Summary

Audio interview with Vivian McWaters recounting her experiences with agriculture and rural life, in particular her education in agricultural science and her career as an agricultural journalist (state government) during the Rural Women's Movement of the 1980s-1990s. The recording was taken on 10 July 2015 at Melbourne Museum's conservation sound studio, interviewed by Catherine Forge.

Vivian McWaters studied agricultural science at Longerenong College (Victoria) in the mid-1970s at a time when women were only just being allowed to study there. Women had hitherto been unable to enroll at Longerenong, or to live on campus, and Vivian recalled that an Act of Parliament was changed so that women could live on campus. Vivian, along with her peers, lobbied the government to enable this change of legislation.
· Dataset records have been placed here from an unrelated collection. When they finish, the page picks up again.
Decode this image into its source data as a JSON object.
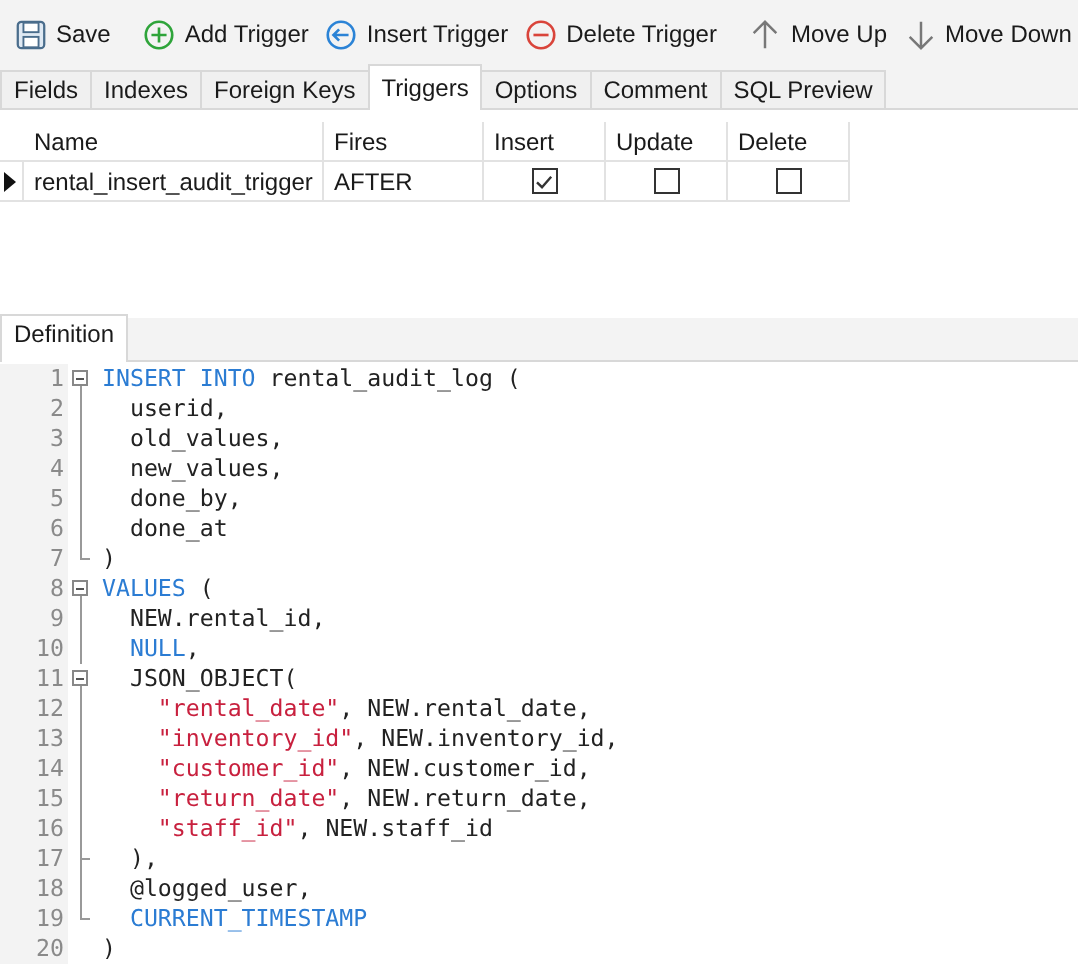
{
  "toolbar": [
    {
      "kind": "save",
      "label": "Save"
    },
    {
      "kind": "add",
      "label": "Add Trigger"
    },
    {
      "kind": "insert",
      "label": "Insert Trigger"
    },
    {
      "kind": "delete",
      "label": "Delete Trigger"
    },
    {
      "kind": "up",
      "label": "Move Up"
    },
    {
      "kind": "down",
      "label": "Move Down"
    }
  ],
  "tabs": [
    {
      "label": "Fields",
      "selected": false
    },
    {
      "label": "Indexes",
      "selected": false
    },
    {
      "label": "Foreign Keys",
      "selected": false
    },
    {
      "label": "Triggers",
      "selected": true
    },
    {
      "label": "Options",
      "selected": false
    },
    {
      "label": "Comment",
      "selected": false
    },
    {
      "label": "SQL Preview",
      "selected": false
    }
  ],
  "table": {
    "columns": [
      "Name",
      "Fires",
      "Insert",
      "Update",
      "Delete"
    ],
    "rows": [
      {
        "current": true,
        "name": "rental_insert_audit_trigger",
        "fires": "AFTER",
        "insert": true,
        "update": false,
        "delete": false
      }
    ]
  },
  "definition": {
    "tab": "Definition",
    "lines": [
      {
        "number": "1",
        "kind": "fold-start",
        "tokens": [
          {
            "kind": "keyword",
            "text": "INSERT INTO"
          },
          {
            "kind": "plain",
            "text": " rental_audit_log ("
          }
        ]
      },
      {
        "number": "2",
        "kind": "fold-line",
        "tokens": [
          {
            "kind": "plain",
            "text": "  userid,"
          }
        ]
      },
      {
        "number": "3",
        "kind": "fold-line",
        "tokens": [
          {
            "kind": "plain",
            "text": "  old_values,"
          }
        ]
      },
      {
        "number": "4",
        "kind": "fold-line",
        "tokens": [
          {
            "kind": "plain",
            "text": "  new_values,"
          }
        ]
      },
      {
        "number": "5",
        "kind": "fold-line",
        "tokens": [
          {
            "kind": "plain",
            "text": "  done_by,"
          }
        ]
      },
      {
        "number": "6",
        "kind": "fold-line",
        "tokens": [
          {
            "kind": "plain",
            "text": "  done_at"
          }
        ]
      },
      {
        "number": "7",
        "kind": "fold-end",
        "tokens": [
          {
            "kind": "plain",
            "text": ")"
          }
        ]
      },
      {
        "number": "8",
        "kind": "fold-start",
        "tokens": [
          {
            "kind": "keyword",
            "text": "VALUES"
          },
          {
            "kind": "plain",
            "text": " ("
          }
        ]
      },
      {
        "number": "9",
        "kind": "fold-line",
        "tokens": [
          {
            "kind": "plain",
            "text": "  NEW.rental_id,"
          }
        ]
      },
      {
        "number": "10",
        "kind": "fold-line",
        "tokens": [
          {
            "kind": "keyword",
            "text": "  NULL"
          },
          {
            "kind": "plain",
            "text": ","
          }
        ]
      },
      {
        "number": "11",
        "kind": "fold-start",
        "tokens": [
          {
            "kind": "plain",
            "text": "  JSON_OBJECT("
          }
        ]
      },
      {
        "number": "12",
        "kind": "fold-line",
        "tokens": [
          {
            "kind": "string",
            "text": "    \"rental_date\""
          },
          {
            "kind": "plain",
            "text": ", NEW.rental_date,"
          }
        ]
      },
      {
        "number": "13",
        "kind": "fold-line",
        "tokens": [
          {
            "kind": "string",
            "text": "    \"inventory_id\""
          },
          {
            "kind": "plain",
            "text": ", NEW.inventory_id,"
          }
        ]
      },
      {
        "number": "14",
        "kind": "fold-line",
        "tokens": [
          {
            "kind": "string",
            "text": "    \"customer_id\""
          },
          {
            "kind": "plain",
            "text": ", NEW.customer_id,"
          }
        ]
      },
      {
        "number": "15",
        "kind": "fold-line",
        "tokens": [
          {
            "kind": "string",
            "text": "    \"return_date\""
          },
          {
            "kind": "plain",
            "text": ", NEW.return_date,"
          }
        ]
      },
      {
        "number": "16",
        "kind": "fold-line",
        "tokens": [
          {
            "kind": "string",
            "text": "    \"staff_id\""
          },
          {
            "kind": "plain",
            "text": ", NEW.staff_id"
          }
        ]
      },
      {
        "number": "17",
        "kind": "fold-tee",
        "tokens": [
          {
            "kind": "plain",
            "text": "  ),"
          }
        ]
      },
      {
        "number": "18",
        "kind": "fold-line",
        "tokens": [
          {
            "kind": "plain",
            "text": "  @logged_user,"
          }
        ]
      },
      {
        "number": "19",
        "kind": "fold-end",
        "tokens": [
          {
            "kind": "keyword",
            "text": "  CURRENT_TIMESTAMP"
          }
        ]
      },
      {
        "number": "20",
        "kind": "plain",
        "tokens": [
          {
            "kind": "plain",
            "text": ")"
          }
        ]
      }
    ]
  }
}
This interview is part of the Invisible Farmer Project, which was funded by the McCoy Fund and involves a partnership between Museum Victoria and the University of Melbourne. This six-month pilot project aims to interview a small number of women about their involvement with agriculture, shine a light on the history of the Rural Women's Movement of the 1980s-1990s, identify existing public/research collections that document women in agriculture, develop a strategic collecting alliance that could further enhance these collections, and prepare a larger funding proposal that will address the urgent need to collect and preserve these histories.

Description of Content

Interview with one women discussing her education in agricultural science, her career as an agricultural journalist and her wider contributions to the Rural Women's Movement of the 1980s-1990s. The first part of the interview focuses on Vivian's experiences of studying agricultural science, attending classes and living on campus. Vivian then discusses her career as an agricultural journalist, which spanned the 1970s through to the late 1990s and intersected with the Rural Women's Movement. Vivian worked with various state government departments including the Agriculture Department and the Department of Conservation, Forests and Lands. During this time she became heavily involved in rural women's networking, particularly through her work with Landcare (alongside the then Premier of Victoria, the Hon. Joan Kirner). Vivian reflects on the achievements of the Rural Women's Movement and argues that Landcare was an important vehicle for allowing women to network, have their voices heard and raise their public profile as farmers and contributors to the agricultural economy.

Physical Description

Digital Audio Recording: 2 WAV files.